Callum Clayton-Dixon claims Customs staff “tried to intimidate” him.
"I'm an Aboriginal man returning to my country with an Aboriginal passport" - Callum Clayton-Dixon
Twenty-year-old Callum Clayton-Dixon claims he was harassed and intimidated by Customs officers at Brisbane International Airport on Friday after presenting an Aboriginal passport to officials.
"They sent the biggest guy who aggressively asked me repeatedly to show my Australian Passport over half an hour," said Mr Clayton-Dixon, who was returning from New Zealand and refused to show his Australian passport at customs.
It's not the first time Mr Clayton-Dixon has used his Aboriginal passport to re-enter the country, but this time the reaction was more heavy handed, "It definitely felt like they were trying to intimidate me, they sent an excessive amount of officers."

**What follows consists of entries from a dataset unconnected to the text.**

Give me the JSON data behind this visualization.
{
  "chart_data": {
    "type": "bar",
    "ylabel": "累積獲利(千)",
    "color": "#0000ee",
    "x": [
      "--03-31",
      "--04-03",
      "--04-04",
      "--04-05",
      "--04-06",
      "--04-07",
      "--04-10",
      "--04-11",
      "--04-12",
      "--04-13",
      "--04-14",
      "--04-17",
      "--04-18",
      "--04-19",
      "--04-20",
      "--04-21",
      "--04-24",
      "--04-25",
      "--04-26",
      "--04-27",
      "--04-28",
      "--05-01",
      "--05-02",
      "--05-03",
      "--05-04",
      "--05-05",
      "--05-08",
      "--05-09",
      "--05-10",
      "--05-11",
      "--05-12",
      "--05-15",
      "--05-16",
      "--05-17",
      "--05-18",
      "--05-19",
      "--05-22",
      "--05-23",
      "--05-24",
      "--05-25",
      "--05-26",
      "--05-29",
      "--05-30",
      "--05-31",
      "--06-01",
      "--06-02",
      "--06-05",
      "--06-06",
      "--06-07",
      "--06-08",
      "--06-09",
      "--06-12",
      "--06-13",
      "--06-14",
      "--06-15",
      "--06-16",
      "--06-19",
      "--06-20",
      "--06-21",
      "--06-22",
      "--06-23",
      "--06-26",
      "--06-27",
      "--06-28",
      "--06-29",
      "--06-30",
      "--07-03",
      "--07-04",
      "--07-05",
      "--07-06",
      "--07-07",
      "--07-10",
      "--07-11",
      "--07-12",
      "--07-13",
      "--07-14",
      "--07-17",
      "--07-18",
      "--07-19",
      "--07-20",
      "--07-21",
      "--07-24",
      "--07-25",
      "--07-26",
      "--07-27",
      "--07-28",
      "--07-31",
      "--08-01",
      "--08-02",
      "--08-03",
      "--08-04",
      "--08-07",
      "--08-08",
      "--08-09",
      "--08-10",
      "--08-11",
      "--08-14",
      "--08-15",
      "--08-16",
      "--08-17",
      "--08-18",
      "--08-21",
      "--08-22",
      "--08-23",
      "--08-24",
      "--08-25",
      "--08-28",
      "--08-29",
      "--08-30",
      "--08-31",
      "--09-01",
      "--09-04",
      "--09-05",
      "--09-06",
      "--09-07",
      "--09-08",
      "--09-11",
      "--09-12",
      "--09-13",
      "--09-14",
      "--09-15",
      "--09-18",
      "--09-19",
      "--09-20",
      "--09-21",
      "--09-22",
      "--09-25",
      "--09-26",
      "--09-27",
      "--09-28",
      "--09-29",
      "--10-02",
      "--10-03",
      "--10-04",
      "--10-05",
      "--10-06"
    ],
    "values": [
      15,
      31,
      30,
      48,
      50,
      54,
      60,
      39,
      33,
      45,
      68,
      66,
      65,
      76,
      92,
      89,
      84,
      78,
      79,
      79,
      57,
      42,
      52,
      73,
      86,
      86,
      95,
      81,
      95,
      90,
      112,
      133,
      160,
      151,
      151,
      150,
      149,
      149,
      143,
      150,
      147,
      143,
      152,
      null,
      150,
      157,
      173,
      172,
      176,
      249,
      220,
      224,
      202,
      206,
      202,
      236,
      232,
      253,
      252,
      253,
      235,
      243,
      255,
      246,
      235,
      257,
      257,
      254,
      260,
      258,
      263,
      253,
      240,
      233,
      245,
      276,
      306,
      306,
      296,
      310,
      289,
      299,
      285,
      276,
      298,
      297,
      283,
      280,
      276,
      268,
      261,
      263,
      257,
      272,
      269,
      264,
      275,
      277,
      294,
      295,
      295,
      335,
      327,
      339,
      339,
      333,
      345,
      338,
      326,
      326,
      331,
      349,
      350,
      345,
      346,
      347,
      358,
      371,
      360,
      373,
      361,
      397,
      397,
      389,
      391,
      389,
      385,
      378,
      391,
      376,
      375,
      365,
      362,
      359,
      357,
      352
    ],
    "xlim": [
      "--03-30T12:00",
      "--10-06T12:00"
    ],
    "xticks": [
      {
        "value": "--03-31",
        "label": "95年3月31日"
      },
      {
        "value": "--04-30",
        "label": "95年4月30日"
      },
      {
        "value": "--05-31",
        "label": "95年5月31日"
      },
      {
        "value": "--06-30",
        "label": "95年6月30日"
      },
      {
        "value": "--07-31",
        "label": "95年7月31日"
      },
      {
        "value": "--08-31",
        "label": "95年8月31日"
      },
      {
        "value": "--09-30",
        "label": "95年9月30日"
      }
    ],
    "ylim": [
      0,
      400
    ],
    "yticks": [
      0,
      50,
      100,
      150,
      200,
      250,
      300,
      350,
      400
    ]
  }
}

Customs "does not consider an Aboriginal passport to be a valid travel document."
In a statement to BuzzFeed News, Customs and Border Protection said, "The Australian government does not consider an Aboriginal passport to be a valid travel document," and that, " In certain circumstances where a traveller presents at the border and is seeking to enter Australia without a bona-fide travel document, authorities will take action as appropriate to determine the identity of the traveller."
Simon Mossman / AAP
The passports are issued by the Aboriginal Provisional Government (APG). It was launched in 1990 to campaign for Aboriginal sovereignty. Mr Clayton-Dixon is currently the chairperson.
The APG have issued 230 passports since the early nineties. The passports are not officially recognised by the Australian Government, however some countries have accepted the Aboriginal Passport upon arrival, including Libya in 1988 and Switzerland and Norway in 1990.